What a very sleepy day.

Can't seem to wake myself up, no matter how much coffee I consume.

Here's the best I can do:

Synth god Jan Hammer's Miami Vice theme missing from new film.


Hasslehoff & KIT rock your shit. (Thanks, MC).

I know, I know: Not so fascinating.

In other news, Kranky just sent me a new disc by a 21-year old Midwestener going by the name Benoit Pioulard. It's not dissimilar to The Contrarian, actually. Maybe a little more gooey/hazy. And better.

I like it.

Friday, July 28, 2006

Sloganeering, etc.

I saw three great bumper stickers in the last 24 hours, two of which were on the same vehicle.
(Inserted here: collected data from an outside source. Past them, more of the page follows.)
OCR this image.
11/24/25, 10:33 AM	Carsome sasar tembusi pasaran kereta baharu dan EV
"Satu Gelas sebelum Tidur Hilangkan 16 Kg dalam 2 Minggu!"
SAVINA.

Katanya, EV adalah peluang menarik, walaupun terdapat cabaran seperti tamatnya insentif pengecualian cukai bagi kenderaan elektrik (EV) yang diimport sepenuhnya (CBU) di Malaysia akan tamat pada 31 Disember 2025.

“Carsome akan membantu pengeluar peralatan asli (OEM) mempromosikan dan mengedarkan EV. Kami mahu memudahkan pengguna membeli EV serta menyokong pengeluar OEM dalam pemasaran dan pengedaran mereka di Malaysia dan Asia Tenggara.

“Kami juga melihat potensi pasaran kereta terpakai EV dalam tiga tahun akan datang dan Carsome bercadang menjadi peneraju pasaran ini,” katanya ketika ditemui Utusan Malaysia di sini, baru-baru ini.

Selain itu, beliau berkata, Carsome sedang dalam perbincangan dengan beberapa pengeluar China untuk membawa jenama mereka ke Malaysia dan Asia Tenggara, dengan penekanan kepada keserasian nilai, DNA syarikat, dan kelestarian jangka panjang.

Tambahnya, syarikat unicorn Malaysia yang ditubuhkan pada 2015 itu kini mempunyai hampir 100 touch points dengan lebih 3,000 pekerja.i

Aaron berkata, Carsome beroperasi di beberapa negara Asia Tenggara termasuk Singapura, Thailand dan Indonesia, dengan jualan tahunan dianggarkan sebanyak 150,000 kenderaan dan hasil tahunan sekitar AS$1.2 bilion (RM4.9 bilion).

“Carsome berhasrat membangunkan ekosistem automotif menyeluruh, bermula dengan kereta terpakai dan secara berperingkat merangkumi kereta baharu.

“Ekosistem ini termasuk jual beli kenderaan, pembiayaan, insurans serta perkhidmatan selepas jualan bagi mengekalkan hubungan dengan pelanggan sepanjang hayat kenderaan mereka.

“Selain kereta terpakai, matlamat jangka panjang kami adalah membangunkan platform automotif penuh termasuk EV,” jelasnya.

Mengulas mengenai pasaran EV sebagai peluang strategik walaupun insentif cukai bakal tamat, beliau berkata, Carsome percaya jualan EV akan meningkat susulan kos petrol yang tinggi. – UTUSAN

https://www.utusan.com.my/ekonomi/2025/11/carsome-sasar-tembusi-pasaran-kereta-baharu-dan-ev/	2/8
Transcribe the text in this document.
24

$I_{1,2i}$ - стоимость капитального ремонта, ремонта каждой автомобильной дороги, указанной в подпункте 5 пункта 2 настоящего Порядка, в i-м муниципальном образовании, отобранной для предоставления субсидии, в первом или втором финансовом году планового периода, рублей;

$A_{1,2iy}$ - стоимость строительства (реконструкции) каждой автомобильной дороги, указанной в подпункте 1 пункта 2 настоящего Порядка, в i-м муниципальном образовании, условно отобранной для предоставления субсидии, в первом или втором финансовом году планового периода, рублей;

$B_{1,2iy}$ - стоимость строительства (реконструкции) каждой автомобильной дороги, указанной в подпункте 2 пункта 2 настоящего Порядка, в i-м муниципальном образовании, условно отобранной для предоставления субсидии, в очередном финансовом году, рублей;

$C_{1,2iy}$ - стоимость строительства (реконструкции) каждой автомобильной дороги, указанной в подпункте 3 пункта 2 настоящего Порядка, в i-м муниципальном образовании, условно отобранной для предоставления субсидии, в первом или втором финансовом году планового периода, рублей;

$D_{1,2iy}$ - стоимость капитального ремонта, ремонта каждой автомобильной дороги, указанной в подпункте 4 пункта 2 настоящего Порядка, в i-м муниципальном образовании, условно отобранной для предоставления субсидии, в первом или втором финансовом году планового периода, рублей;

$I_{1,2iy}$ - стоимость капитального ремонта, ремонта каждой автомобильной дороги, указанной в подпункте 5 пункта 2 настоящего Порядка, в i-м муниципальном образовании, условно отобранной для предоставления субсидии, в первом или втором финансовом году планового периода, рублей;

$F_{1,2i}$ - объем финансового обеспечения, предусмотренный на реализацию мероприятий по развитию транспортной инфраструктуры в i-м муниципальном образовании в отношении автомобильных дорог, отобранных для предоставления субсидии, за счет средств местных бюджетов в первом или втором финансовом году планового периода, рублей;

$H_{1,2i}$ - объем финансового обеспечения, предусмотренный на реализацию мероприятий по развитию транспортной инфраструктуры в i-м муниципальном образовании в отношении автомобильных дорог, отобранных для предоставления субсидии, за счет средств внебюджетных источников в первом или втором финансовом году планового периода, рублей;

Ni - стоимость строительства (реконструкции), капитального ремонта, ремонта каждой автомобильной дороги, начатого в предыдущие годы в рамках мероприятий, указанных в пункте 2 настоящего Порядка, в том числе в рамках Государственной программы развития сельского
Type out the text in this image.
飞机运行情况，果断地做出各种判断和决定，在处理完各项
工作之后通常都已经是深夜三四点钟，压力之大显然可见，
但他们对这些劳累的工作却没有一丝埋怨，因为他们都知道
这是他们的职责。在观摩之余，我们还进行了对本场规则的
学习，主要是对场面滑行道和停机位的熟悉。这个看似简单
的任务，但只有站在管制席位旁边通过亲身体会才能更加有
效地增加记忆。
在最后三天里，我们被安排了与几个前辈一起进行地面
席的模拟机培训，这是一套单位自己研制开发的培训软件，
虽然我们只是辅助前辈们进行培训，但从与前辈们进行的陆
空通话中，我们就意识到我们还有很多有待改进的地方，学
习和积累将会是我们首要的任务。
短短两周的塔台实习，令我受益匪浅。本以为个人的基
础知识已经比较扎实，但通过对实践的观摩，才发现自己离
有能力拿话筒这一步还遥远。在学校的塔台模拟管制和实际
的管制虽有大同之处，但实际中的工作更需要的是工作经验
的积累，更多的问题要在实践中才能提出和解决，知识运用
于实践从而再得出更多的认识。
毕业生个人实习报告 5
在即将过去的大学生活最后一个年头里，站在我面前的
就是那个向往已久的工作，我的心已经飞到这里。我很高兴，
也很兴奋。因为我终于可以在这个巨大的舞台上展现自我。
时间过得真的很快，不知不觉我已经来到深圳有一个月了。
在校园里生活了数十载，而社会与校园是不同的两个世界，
The first one was yesterday afternoon. It read simply, "If you're in a folk song, DON'T GO TO THE RIVER!"

So true. How many acoustic ballads have ended in romantic tragedy by running water? A damn few, for sure.

The next two I peeped this morning. One said, "Ban Republican Marriage," the other, "Practice Compassionate Impeachment."

Cathy just reminded me of the "Republicans for Voldemort" sticker/tee shirt. Arch.

On another note, I'm realizing that my musical tastes are extremist. On the one hand, I can't get enough of Harry Nilsson ballads. On the other, I think the new Gorgoroth (thanks Chris!) is the best black metal album of all time.

If Stevie Nicks joined Sunn O))), I'd be all set.

Thursday, July 27, 2006


Help! "Wonder Showzen" has come to life!!!

There's a freaky-deeky show at Metronome this evening called Revue Nu(e).

Here's what's on deck:

Lee Anderson's psych-blues band Cccome? will make you, um....

Joe Adler and Johnnie Day drift cosmically with Electric Halo. Expect a ton of guests.

Are you a giant puppet enthusiast? Then you may dig Eagle Ager.

My favorite nerds/bullies Activists/Dictators will rob you of your virgin soul. It's OK — they'll give it back at the end of the night. But I do recommend dry cleaning.

I'll be there. I'm gonna try not to drink; tomorrow I begin recording the whispered-about "Hank & Dad" project. I can't reveal any more at this juncture, except to say that quality absinthe and cheap hip-hop beats are a part of the equation.

Tuesday, July 25, 2006

Hope, sweet Hope.

Casey + Hope = TLA

Murf over at False 45th has a fine post about the Jesus & Mary Chain, with links to live MP3s.

Seeing Hope Sandoval in J&MCs "Sometime Always" video made me reminisce about the wee lass and her hazy, lazy voice.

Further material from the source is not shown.